One of the laws under which Ms. Patel was sentenced was a feticide law, which was passed with the intent to punish people who attack pregnant women. Historically, courts have been reluctant to extend these laws to apply to pregnant people themselves. That's just common sense. A pregnant woman's actions and decisions regarding her own pregnancy -- and therefore her own body -- are fundamentally distinct from the actions of a criminal seeking to do harm.

The decision to prosecute and convict Ms. Patel sends a clear message to women in Indiana and around the country: that hospitals are a place of judgment and suspicion, not refuge; that women's autonomy and physical wellbeing are not our system's first priorities; and that criminalization is an acceptable substitute for care.

That's a dangerous precedent. Medical experts including the American Congress of Obstetricians and Gynecologist agree that criminalizing patients in other contexts for the choices they have made about their pregnancies when constrained by illness or lack of access deters them from seeking necessary care, a major obstacle to ensuring better health outcomes for women and families.

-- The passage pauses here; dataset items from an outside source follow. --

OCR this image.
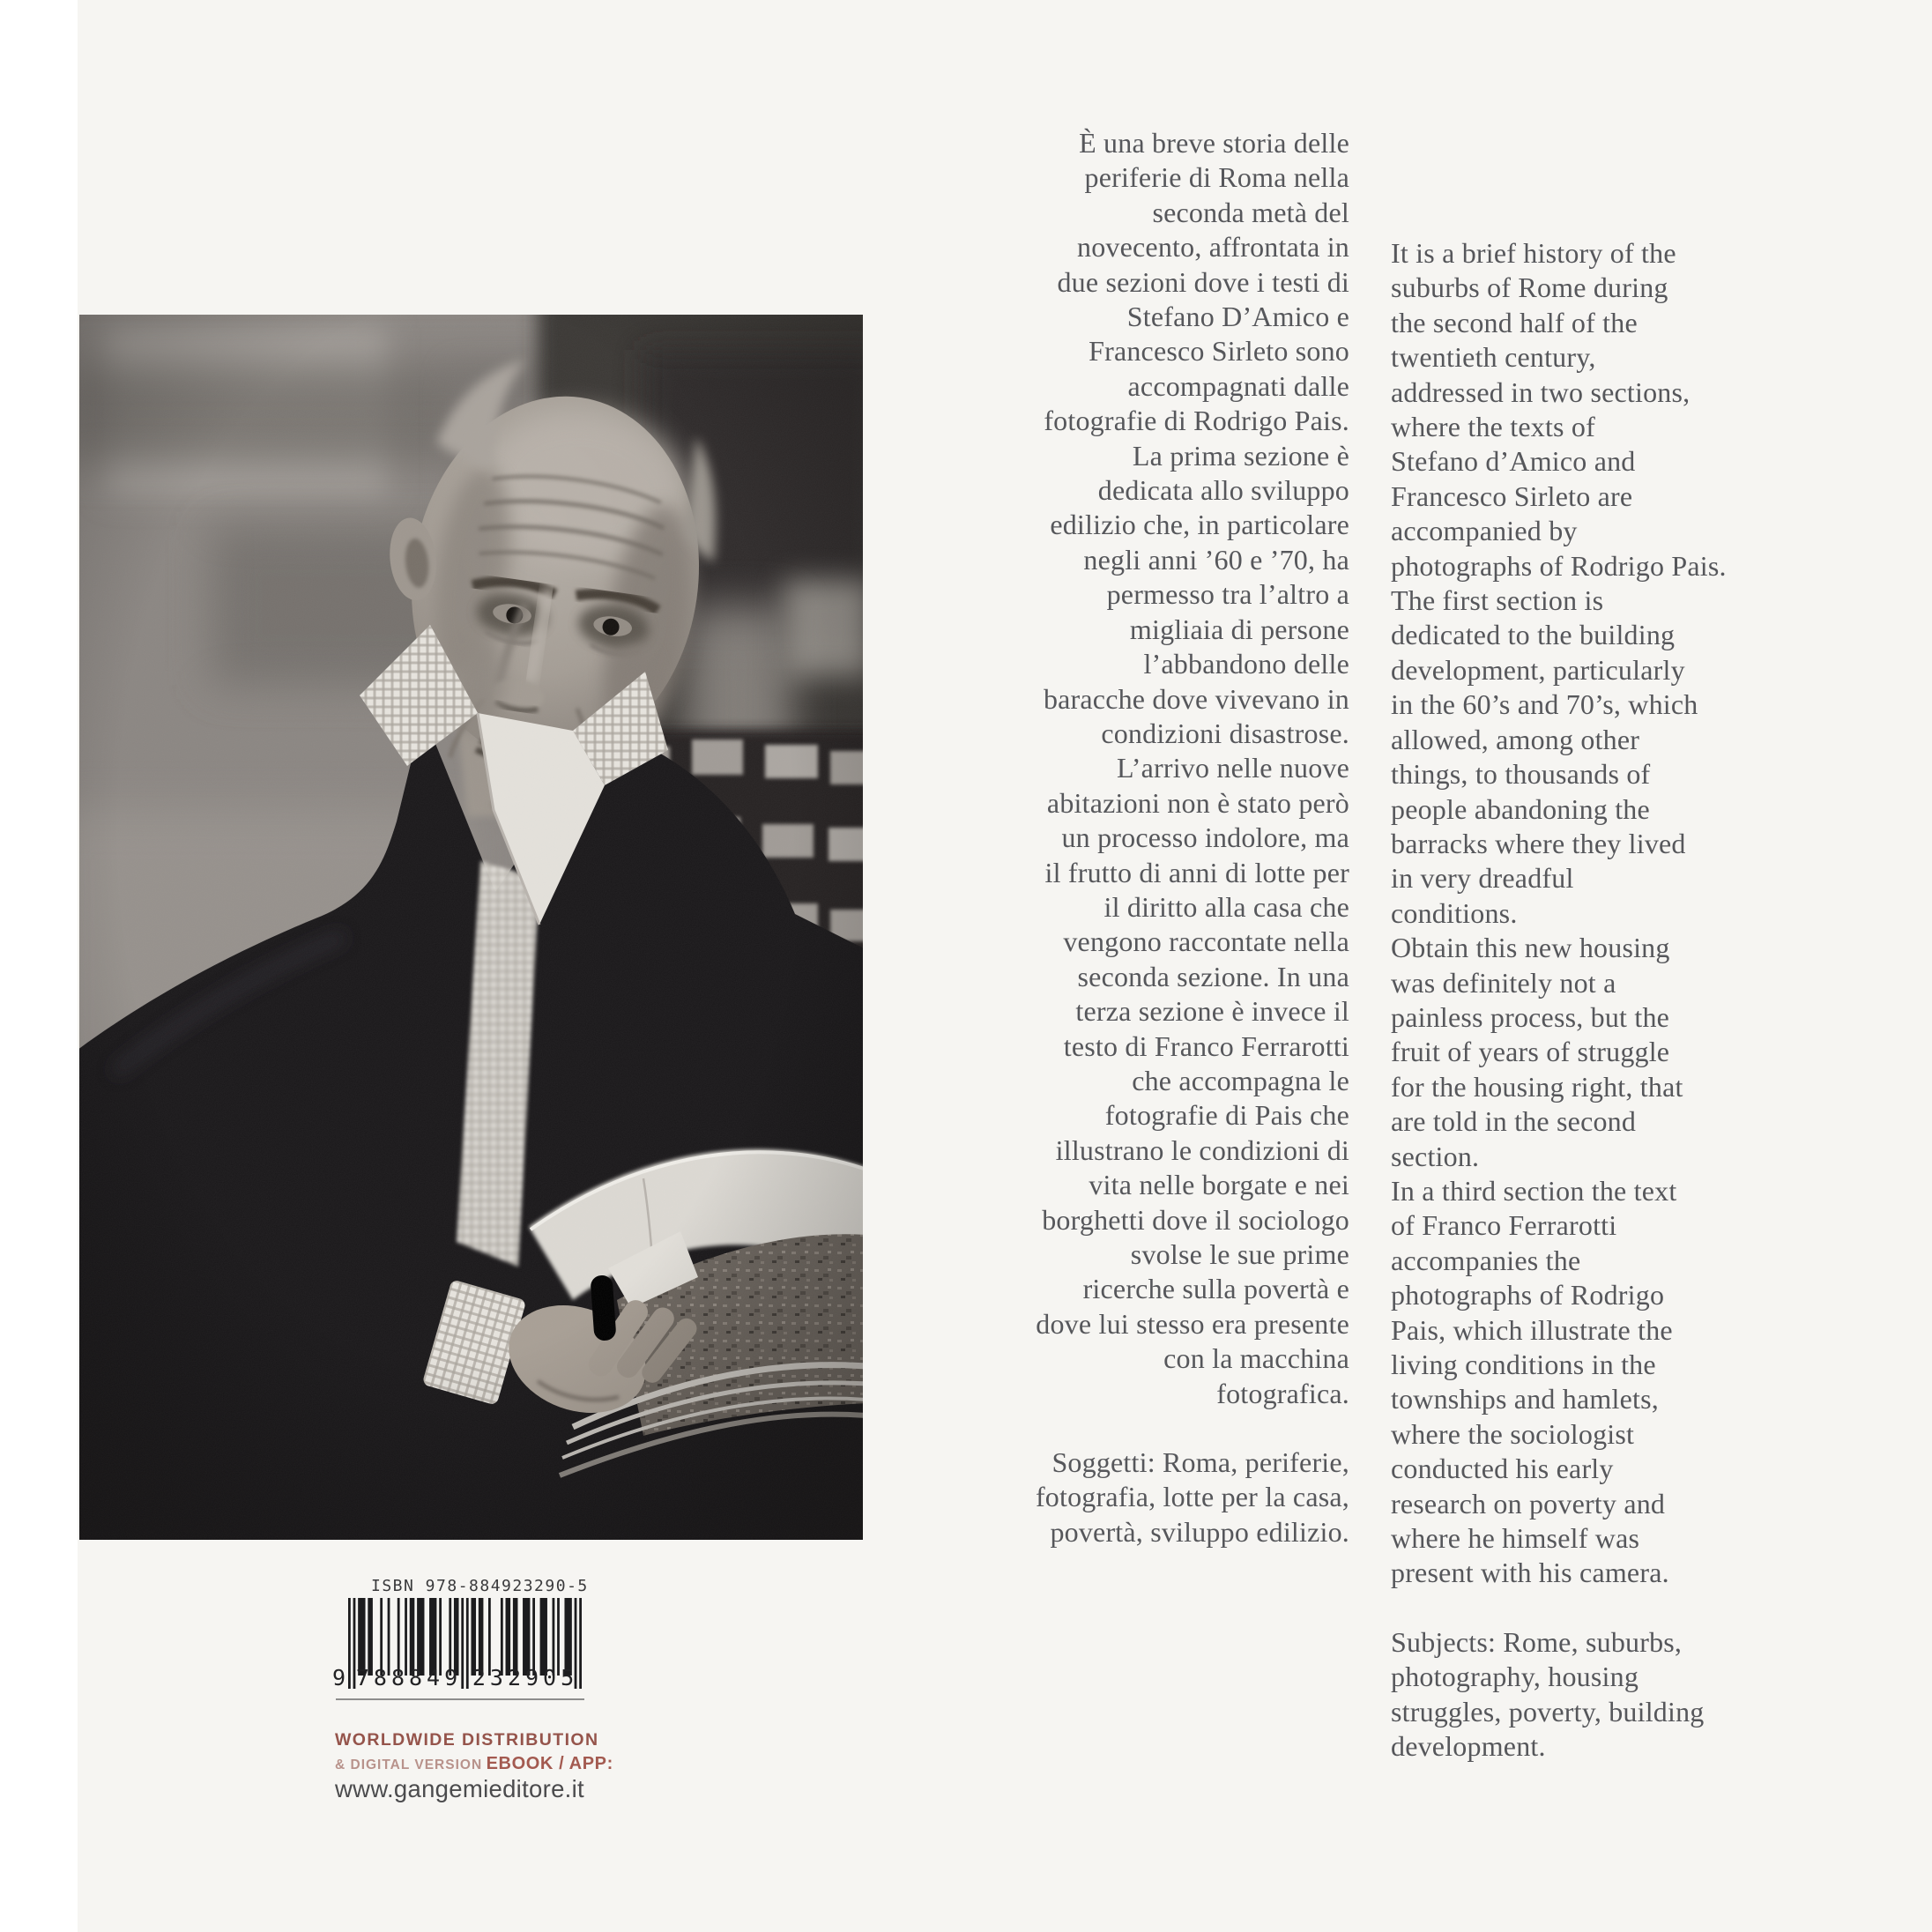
È una breve storia delle
periferie di Roma nella
seconda metà del
novecento, affrontata in
due sezioni dove i testi di
Stefano D’Amico e
Francesco Sirleto sono
accompagnati dalle
fotografie di Rodrigo Pais.
La prima sezione è
dedicata allo sviluppo
edilizio che, in particolare
negli anni ’60 e ’70, ha
permesso tra l’altro a
migliaia di persone
l’abbandono delle
baracche dove vivevano in
condizioni disastrose.
L’arrivo nelle nuove
abitazioni non è stato però
un processo indolore, ma
il frutto di anni di lotte per
il diritto alla casa che
vengono raccontate nella
seconda sezione. In una
terza sezione è invece il
testo di Franco Ferrarotti
che accompagna le
fotografie di Pais che
illustrano le condizioni di
vita nelle borgate e nei
borghetti dove il sociologo
svolse le sue prime
ricerche sulla povertà e
dove lui stesso era presente
con la macchina
fotografica.
Soggetti: Roma, periferie,
fotografia, lotte per la casa,
povertà, sviluppo edilizio.
It is a brief history of the
suburbs of Rome during
the second half of the
twentieth century,
addressed in two sections,
where the texts of
Stefano d’Amico and
Francesco Sirleto are
accompanied by
photographs of Rodrigo Pais.
The first section is
dedicated to the building
development, particularly
in the 60’s and 70’s, which
allowed, among other
things, to thousands of
people abandoning the
barracks where they lived
in very dreadful
conditions.
Obtain this new housing
was definitely not a
painless process, but the
fruit of years of struggle
for the housing right, that
are told in the second
section.
In a third section the text
of Franco Ferrarotti
accompanies the
photographs of Rodrigo
Pais, which illustrate the
living conditions in the
townships and hamlets,
where the sociologist
conducted his early
research on poverty and
where he himself was
present with his camera.
Subjects: Rome, suburbs,
photography, housing
struggles, poverty, building
development.
ISBN 978-884923290-5
9 788849 232905
WORLDWIDE DISTRIBUTION
& DIGITAL VERSION EBOOK / APP:
www.gangemieditore.it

Those who already experience a higher risk of being targeted for legal action as a result of immigration status, income level, or race are particularly hard hit by shifts toward criminalization. An analysis of more than 30 years of legal arguments for arrests of pregnant women found that low-income women and women of color were significantly more likely to be reported to state authorities by hospital staff, arrested, and charged. In Indiana alone, the only other woman in history to be penalized in a manner similar to Ms. Patel was Bei Bei Shuai, an Asian immigrant who was arrested while receiving psychiatric care for a suicide attempt that resulted in the loss of her pregnancy. Rhetoric against Asian American women has been rife in the state of Indiana and elsewhere, embedded, for instance, in rhetoric in support of sex-selective abortion bans.

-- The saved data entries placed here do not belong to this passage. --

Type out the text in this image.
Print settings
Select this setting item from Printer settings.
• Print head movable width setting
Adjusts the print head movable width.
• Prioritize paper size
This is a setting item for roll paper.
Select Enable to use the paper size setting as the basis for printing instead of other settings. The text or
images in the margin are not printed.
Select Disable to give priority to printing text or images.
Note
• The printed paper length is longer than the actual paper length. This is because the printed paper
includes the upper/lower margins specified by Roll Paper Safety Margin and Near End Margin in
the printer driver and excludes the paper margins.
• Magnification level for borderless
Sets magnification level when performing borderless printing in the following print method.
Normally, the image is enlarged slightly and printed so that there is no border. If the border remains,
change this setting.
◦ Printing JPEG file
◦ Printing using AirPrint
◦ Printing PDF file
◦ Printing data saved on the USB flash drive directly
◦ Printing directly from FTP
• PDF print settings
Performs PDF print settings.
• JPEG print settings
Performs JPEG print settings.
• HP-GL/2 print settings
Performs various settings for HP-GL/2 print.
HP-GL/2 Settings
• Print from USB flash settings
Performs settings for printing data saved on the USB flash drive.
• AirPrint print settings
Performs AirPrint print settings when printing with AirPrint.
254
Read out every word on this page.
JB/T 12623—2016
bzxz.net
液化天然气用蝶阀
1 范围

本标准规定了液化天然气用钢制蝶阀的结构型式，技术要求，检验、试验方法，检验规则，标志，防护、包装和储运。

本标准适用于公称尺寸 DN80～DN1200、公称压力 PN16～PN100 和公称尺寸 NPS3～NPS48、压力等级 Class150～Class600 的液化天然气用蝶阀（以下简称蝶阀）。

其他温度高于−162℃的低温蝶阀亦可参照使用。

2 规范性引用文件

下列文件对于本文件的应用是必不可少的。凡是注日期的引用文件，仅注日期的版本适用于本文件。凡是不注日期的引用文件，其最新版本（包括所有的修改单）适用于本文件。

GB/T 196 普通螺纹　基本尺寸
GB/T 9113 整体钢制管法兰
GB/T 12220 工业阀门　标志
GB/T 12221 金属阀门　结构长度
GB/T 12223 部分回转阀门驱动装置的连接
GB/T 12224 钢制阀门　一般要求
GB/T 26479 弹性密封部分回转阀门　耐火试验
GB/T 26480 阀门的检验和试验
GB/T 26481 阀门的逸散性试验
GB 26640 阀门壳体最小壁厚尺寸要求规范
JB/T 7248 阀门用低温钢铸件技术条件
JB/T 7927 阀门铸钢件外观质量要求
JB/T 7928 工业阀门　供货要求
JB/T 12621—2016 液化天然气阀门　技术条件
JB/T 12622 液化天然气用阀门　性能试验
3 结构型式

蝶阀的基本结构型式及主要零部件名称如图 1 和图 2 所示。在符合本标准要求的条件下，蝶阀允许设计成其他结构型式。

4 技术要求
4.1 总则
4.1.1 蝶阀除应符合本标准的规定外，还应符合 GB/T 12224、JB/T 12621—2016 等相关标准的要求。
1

As a physician, reproductive health researcher, and also as a South Asian woman, I am deeply disturbed by Purvi Patel's case. It is a great injustice that Ms. Patel has now spent a full year in prison. It is time to end the tragedy of her incarceration, and to use her case as incentive to bring about important and much-needed change.

My first hope is that the courts see that no one should be criminalized for seeking urgent and necessary medical care. The intent behind the laws we pass matters. The original intent of these laws, laws enacted by legislators that we have elected, should not be twisted to suit shifting political motivations. Nor should they be applied unevenly in ways that target and hurt the vulnerable.

Second, I hope that my own community of obstetrician-gynecologists and other providers of reproductive health care understand that our first responsibility is to the patient in front of us. Our personal beliefs and opinions simply have no place in the care, counseling, and recommendations we offer those who come to us in need.

When a bleeding woman visits an emergency room, I am trained to bear witness to her experiences with empathy, to assess the immediate danger present to her health, and to provide recommendations based on science and that patient's intentions and goals -- not my own personal beliefs. These moments occur in emergency rooms or on labor and delivery units, at all times of day. Patients may be scared or unsure, unstable or stable. Every person's circumstances and health situations are unique. My role is to provide quick, professional evaluation and support.

My final hope is that my patients know that I will always provide them with this non-judgmental, consistent, evidence-based, and confidential care, no matter their background. I will provide this care safely during the most critical and vulnerable moments in their lives. Decisions about reproductive care are best left to women and individuals, their families, and their medical providers. And we were never trained to heal with handcuffs.

Pooja Mehta, MD MSHP is a practicing OB/GYN and health policy researcher at Boston Medical Center and Boston University School of Medicine.